Un contratto commerciale ben redatto è la prima linea di difesa contro i crediti insoluti. Molte imprese italiane utilizzano contratti standard o generici che non prevedono le tutele necessarie al creditore in caso di mancato pagamento. Questa guida illustra le clausole contrattuali più efficaci da inserire sin dall’inizio di ogni rapporto B2B.
Perché il contratto è la prima tutela
Senza un contratto solido, il creditore si trova spesso a dover dimostrare l’esistenza del credito, il suo importo e le condizioni pattuite. Un contratto ben strutturato elimina queste incertezze e fornisce una base documentale inattaccabile per qualsiasi azione di recupero, sia stragiudiziale che giudiziale.
Le clausole fondamentali da inserire in ogni contratto B2B
1. Clausola di riserva di proprietà
Permette al venditore di rimanere proprietario della merce fino al completo pagamento del prezzo (art. 1523 c.c.). In caso di mancato pagamento è possibile richiedere la restituzione della merce senza dover ricorrere a procedure esecutive lunghe e costose.
2. Clausola sugli interessi di mora
Specifica esplicitamente il tasso di mora applicabile in caso di ritardo. Anche se la legge (D.Lgs. 231/2002) già prevede il tasso BCE + 8%, indicarlo nel contratto rafforza la posizione del creditore ed elimina ogni ambiguità interpretativa.
3. Clausola di rimborso spese di recupero
Prevede che il debitore inadempiente rimborsi le spese sostenute per il recupero del credito — spese legali, costi agenzia, bolli. Questa clausola è particolarmente deterrente e migliora il recupero dei costi di procedura (art. 6 D.Lgs. 231/2002).
4. Clausola risolutiva espressa
Consente di risolvere il contratto di fornitura continuativa in caso di mancato pagamento di una o più rate, senza necessità di diffida giudiziale e senza intervento del tribunale (art. 1456 c.c.). È particolarmente utile nei contratti di somministrazione.
5. Fideiussione personale dell’amministratore
Nei rapporti con nuovi clienti o con aziende rischiose, richiedere una garanzia personale del socio o dell’amministratore estende la responsabilità patrimoniale oltre la persona giuridica, aumentando notevolmente la recuperabilità del credito.
6. Foro competente a favore del creditore
Specifica quale tribunale è competente per le controversie. Scegliere il foro del creditore semplifica le eventuali azioni legali ed evita di dover gestire procedimenti in sedi lontane.

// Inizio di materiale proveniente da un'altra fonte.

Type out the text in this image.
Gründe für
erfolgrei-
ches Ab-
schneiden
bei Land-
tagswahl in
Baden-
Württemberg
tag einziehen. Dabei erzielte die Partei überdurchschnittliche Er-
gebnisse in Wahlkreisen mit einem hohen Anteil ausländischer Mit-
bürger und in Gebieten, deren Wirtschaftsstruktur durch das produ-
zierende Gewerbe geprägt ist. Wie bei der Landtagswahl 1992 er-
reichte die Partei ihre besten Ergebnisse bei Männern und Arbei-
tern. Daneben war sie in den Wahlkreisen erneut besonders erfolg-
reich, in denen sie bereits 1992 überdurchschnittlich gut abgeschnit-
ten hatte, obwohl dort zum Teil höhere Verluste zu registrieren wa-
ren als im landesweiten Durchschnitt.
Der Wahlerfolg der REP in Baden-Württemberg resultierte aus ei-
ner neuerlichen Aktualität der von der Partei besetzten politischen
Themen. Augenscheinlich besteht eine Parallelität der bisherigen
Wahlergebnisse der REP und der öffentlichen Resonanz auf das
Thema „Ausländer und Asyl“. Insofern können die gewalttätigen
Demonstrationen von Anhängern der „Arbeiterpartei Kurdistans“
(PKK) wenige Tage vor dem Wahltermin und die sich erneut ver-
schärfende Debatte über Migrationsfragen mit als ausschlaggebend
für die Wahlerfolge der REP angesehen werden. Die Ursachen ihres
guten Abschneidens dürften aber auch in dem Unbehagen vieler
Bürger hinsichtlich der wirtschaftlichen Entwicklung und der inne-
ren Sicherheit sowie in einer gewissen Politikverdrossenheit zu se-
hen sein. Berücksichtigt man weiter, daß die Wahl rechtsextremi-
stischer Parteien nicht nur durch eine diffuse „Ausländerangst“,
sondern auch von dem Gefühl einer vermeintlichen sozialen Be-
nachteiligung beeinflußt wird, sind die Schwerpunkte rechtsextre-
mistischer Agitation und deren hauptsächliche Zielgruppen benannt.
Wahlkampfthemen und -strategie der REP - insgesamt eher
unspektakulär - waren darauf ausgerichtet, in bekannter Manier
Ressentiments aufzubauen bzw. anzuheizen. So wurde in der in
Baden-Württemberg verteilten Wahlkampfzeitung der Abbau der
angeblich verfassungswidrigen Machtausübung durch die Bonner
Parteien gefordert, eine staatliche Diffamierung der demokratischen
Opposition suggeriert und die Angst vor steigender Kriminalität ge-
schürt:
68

Riepilogo delle clausole protettive
| Clausola | Protezione offerta | Base normativa |
| Riserva di proprietà | Recupero fisico della merce non pagata | Art. 1523 c.c. |
| Interessi di mora espliciti | Compensazione automatica per ogni giorno di ritardo | D.Lgs. 231/2002 |
| Rimborso spese di recupero | Costi agenzia e legali a carico del debitore | Art. 6 D.Lgs. 231/2002 |
| Clausola risolutiva espressa | Risoluzione senza intervento del tribunale | Art. 1456 c.c. |
| Fideiussione amministratore | Garanzia personale oltre la persona giuridica | Art. 1936 c.c. |
| Foro competente del creditore | Azione legale nella propria sede | Art. 18–28 c.p.c. |
Anche senza clausole ad hoc si può recuperare
Non avere queste clausole non significa perdere il credito: anche con contratti standard o semplici fatture accettate, Studio Benigni avvia la procedura stragiudiziale con ottimi risultati. Le clausole aumentano la tutela preventiva, ma il recupero rimane possibile anche senza di esse.
Agire per tempo: una questione di tutela
Operare senza le clausole di tutela adeguate non preclude il recupero del credito, ma rende l’azione più complessa. Ancora più importante è non aspettare: intervenire tempestivamente appena la fattura scade senza pagamento è il modo più efficace per non perdere i propri diritti, con o senza un contratto blindato.